LAMONT, FL. Back in March 2026, state inspectors visiting Big Reds Aucilla River Gas And Grill Inc found the Jefferson County convenience store preparing sausages on-site without documentation proving it had an approved water source, and issued a Stop Use Order shutting down food operations entirely.

The Florida Department of Agriculture and Consumer Services conducted the inspection on March 27, 2026. The inspection type was listed as "Operating Without a Valid Food Permit," which meant a re-inspection would be required before the store could legally resume selling food.

What Inspectors Found

1HIGHNo Valid Food Permit / Unapproved Water SourceStop Use Order issued
2HIGHSausages Prepared On-Site, Insanitary ConditionsStop Sale Order issued
3REPEATOld Dad's No.9 Beef Jerky, Missing LabelingStop Sale Order issued
4INTERNo Sanitizer Test KitCorrected on site
5BASICNo Mop Sink, Non-Self-Closing Restroom DoorsUnresolved

The inspector's report states that "sausages prepared on-site without approved water source documentation" were found in the store. The person in charge voluntarily discarded the products, and inspectors issued a Stop Sale and Release Order covering those items under Florida food law citations for adulteration.

The store's food permit was pulled entirely. Inspectors wrote that the "food establishment is operating without a valid food permit and has not met permitting requirements due to lack of approved water source documentation," issuing a Stop Use Order and a supplemental report for management. The store cannot legally resume food operations until it obtains the necessary documentation and passes a follow-up inspection.

A second Stop Sale Order targeted packaged beef jerky. Inspectors found "Old Dad's No.9 Beef Jerky missing manufacturer/distributor information on packaging" in the retail area.

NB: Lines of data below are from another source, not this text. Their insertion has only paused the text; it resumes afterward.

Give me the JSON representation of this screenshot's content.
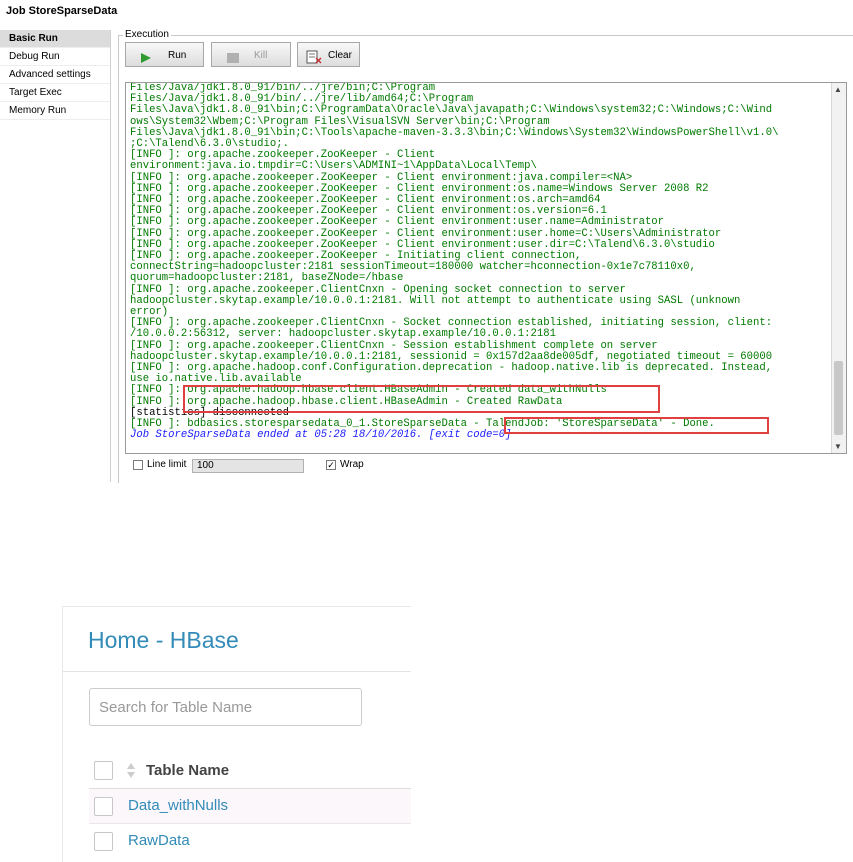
{
  "talend": {
    "job_title": "Job StoreSparseData",
    "sidebar": {
      "items": [
        {
          "label": "Basic Run",
          "active": true
        },
        {
          "label": "Debug Run",
          "active": false
        },
        {
          "label": "Advanced settings",
          "active": false
        },
        {
          "label": "Target Exec",
          "active": false
        },
        {
          "label": "Memory Run",
          "active": false
        }
      ]
    },
    "execution_label": "Execution",
    "toolbar": {
      "run_label": "Run",
      "kill_label": "Kill",
      "clear_label": "Clear"
    },
    "console": {
      "lines": [
        {
          "text": "Files/Java/jdk1.8.0_91/bin/../jre/bin;C:\\Program",
          "color": "green"
        },
        {
          "text": "Files/Java/jdk1.8.0_91/bin/../jre/lib/amd64;C:\\Program",
          "color": "green"
        },
        {
          "text": "Files\\Java\\jdk1.8.0_91\\bin;C:\\ProgramData\\Oracle\\Java\\javapath;C:\\Windows\\system32;C:\\Windows;C:\\Wind",
          "color": "green"
        },
        {
          "text": "ows\\System32\\Wbem;C:\\Program Files\\VisualSVN Server\\bin;C:\\Program",
          "color": "green"
        },
        {
          "text": "Files\\Java\\jdk1.8.0_91\\bin;C:\\Tools\\apache-maven-3.3.3\\bin;C:\\Windows\\System32\\WindowsPowerShell\\v1.0\\",
          "color": "green"
        },
        {
          "text": ";C:\\Talend\\6.3.0\\studio;.",
          "color": "green"
        },
        {
          "text": "[INFO ]: org.apache.zookeeper.ZooKeeper - Client",
          "color": "green"
        },
        {
          "text": "environment:java.io.tmpdir=C:\\Users\\ADMINI~1\\AppData\\Local\\Temp\\",
          "color": "green"
        },
        {
          "text": "[INFO ]: org.apache.zookeeper.ZooKeeper - Client environment:java.compiler=<NA>",
          "color": "green"
        },
        {
          "text": "[INFO ]: org.apache.zookeeper.ZooKeeper - Client environment:os.name=Windows Server 2008 R2",
          "color": "green"
        },
        {
          "text": "[INFO ]: org.apache.zookeeper.ZooKeeper - Client environment:os.arch=amd64",
          "color": "green"
        },
        {
          "text": "[INFO ]: org.apache.zookeeper.ZooKeeper - Client environment:os.version=6.1",
          "color": "green"
        },
        {
          "text": "[INFO ]: org.apache.zookeeper.ZooKeeper - Client environment:user.name=Administrator",
          "color": "green"
        },
        {
          "text": "[INFO ]: org.apache.zookeeper.ZooKeeper - Client environment:user.home=C:\\Users\\Administrator",
          "color": "green"
        },
        {
          "text": "[INFO ]: org.apache.zookeeper.ZooKeeper - Client environment:user.dir=C:\\Talend\\6.3.0\\studio",
          "color": "green"
        },
        {
          "text": "[INFO ]: org.apache.zookeeper.ZooKeeper - Initiating client connection,",
          "color": "green"
        },
        {
          "text": "connectString=hadoopcluster:2181 sessionTimeout=180000 watcher=hconnection-0x1e7c78110x0,",
          "color": "green"
        },
        {
          "text": "quorum=hadoopcluster:2181, baseZNode=/hbase",
          "color": "green"
        },
        {
          "text": "[INFO ]: org.apache.zookeeper.ClientCnxn - Opening socket connection to server",
          "color": "green"
        },
        {
          "text": "hadoopcluster.skytap.example/10.0.0.1:2181. Will not attempt to authenticate using SASL (unknown",
          "color": "green"
        },
        {
          "text": "error)",
          "color": "green"
        },
        {
          "text": "[INFO ]: org.apache.zookeeper.ClientCnxn - Socket connection established, initiating session, client:",
          "color": "green"
        },
        {
          "text": "/10.0.0.2:56312, server: hadoopcluster.skytap.example/10.0.0.1:2181",
          "color": "green"
        },
        {
          "text": "[INFO ]: org.apache.zookeeper.ClientCnxn - Session establishment complete on server",
          "color": "green"
        },
        {
          "text": "hadoopcluster.skytap.example/10.0.0.1:2181, sessionid = 0x157d2aa8de005df, negotiated timeout = 60000",
          "color": "green"
        },
        {
          "text": "[INFO ]: org.apache.hadoop.conf.Configuration.deprecation - hadoop.native.lib is deprecated. Instead,",
          "color": "green"
        },
        {
          "text": "use io.native.lib.available",
          "color": "green"
        },
        {
          "text": "[INFO ]: org.apache.hadoop.hbase.client.HBaseAdmin - Created data_withNulls",
          "color": "green"
        },
        {
          "text": "[INFO ]: org.apache.hadoop.hbase.client.HBaseAdmin - Created RawData",
          "color": "green"
        },
        {
          "text": "[statistics] disconnected",
          "color": "black"
        },
        {
          "text": "[INFO ]: bdbasics.storesparsedata_0_1.StoreSparseData - TalendJob: 'StoreSparseData' - Done.",
          "color": "green"
        },
        {
          "text": "Job StoreSparseData ended at 05:28 18/10/2016. [exit code=0]",
          "color": "blue"
        }
      ]
    },
    "options": {
      "line_limit_label": "Line limit",
      "line_limit_checked": false,
      "line_limit_value": "100",
      "wrap_label": "Wrap",
      "wrap_checked": true
    },
    "colors": {
      "console_green": "#007a00",
      "console_blue": "#1a1aff",
      "highlight_red": "#e04040"
    }
  },
  "hue": {
    "title": "Home - HBase",
    "search": {
      "placeholder": "Search for Table Name",
      "value": ""
    },
    "table": {
      "header": "Table Name",
      "rows": [
        {
          "name": "Data_withNulls"
        },
        {
          "name": "RawData"
        }
      ]
    },
    "colors": {
      "link_blue": "#338bb8"
    }
  }
}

That violation was marked as a repeat, meaning inspectors had flagged the same category of problem before. The person in charge discarded those products as well.

Three additional violations rounded out the seven-violation total. The store had no mop sink, a basic but unresolved infrastructure gap. Restroom doors in both the men's and women's areas were not self-closing, as required for food establishments. And the store had no small-diameter probe thermometer for measuring food temperatures, a tool that would be essential for monitoring products like the on-site sausages that triggered the larger violations.

None of the seven violations were corrected on site, with the exception of the sanitizer test kit, which the inspector noted was acquired during the visit, and the discarding of the flagged products under Stop Sale orders.

What These Violations Mean

The water source finding is the most consequential violation in this inspection. When a food establishment prepares items on-site, whether sausages or any other product, the water used in that process must come from a source that state regulators have reviewed and approved. Without that documentation, there is no way for inspectors or consumers to verify that the water used to prepare food is safe.

Florida law classifies food prepared under insanitary conditions as adulterated. That is the specific legal basis cited in both Stop Sale Orders issued during this inspection. For shoppers, it means products were on the shelf or in the case that the state determined could not legally be sold.

The repeat labeling violation carries its own distinct risk. Packaged food sold without manufacturer or distributor information cannot be traced back to its source if a customer becomes ill. If a product is later linked to a contamination event, retailers and regulators need that labeling to identify affected lots and pull them from other stores. Unlabeled packaged meat products, in particular, create a gap in that traceability chain.

The missing probe thermometer matters because temperature is the primary tool for catching bacterial growth in prepared and perishable foods. A store preparing sausages on-site and selling them to customers has a specific obligation to verify those products are held at safe temperatures. Without a thermometer capable of measuring internal food temperatures, that verification is not possible.

The Longer Record

Big Reds Aucilla River Gas And Grill has a short but uneven inspection history with FDACS. The March 2026 inspection was preceded by two prior visits on record, and the trajectory is not favorable.

In December 2024, inspectors found 17 violations during a routine sanitation inspection, enough that the visit was classified as requiring a check-back. That inspection resulted in a "Met Sanitation Inspection Requirements, Check Back Needed" outcome, indicating the store cleared the minimum bar but not without follow-up.

A focused inspection in January 2025 found zero violations, suggesting the store had addressed whatever prompted the December check-back. But the March 2026 inspection reversed that picture sharply, with inspectors documenting seven violations including two Stop Sale Orders, a Stop Use Order, and a repeat citation in the same labeling category that had been flagged before.

The repeat labeling violation is the clearest evidence of a pattern. Packaged food without proper manufacturer information was a problem inspectors identified before, and it was still a problem when they returned in March 2026. The beef jerky was discarded, but the underlying practice of selling inadequately labeled packaged goods had not been corrected between visits.

As of the March 27 inspection, the store's food permit remained revoked, and a re-inspection had not yet been recorded in the public data.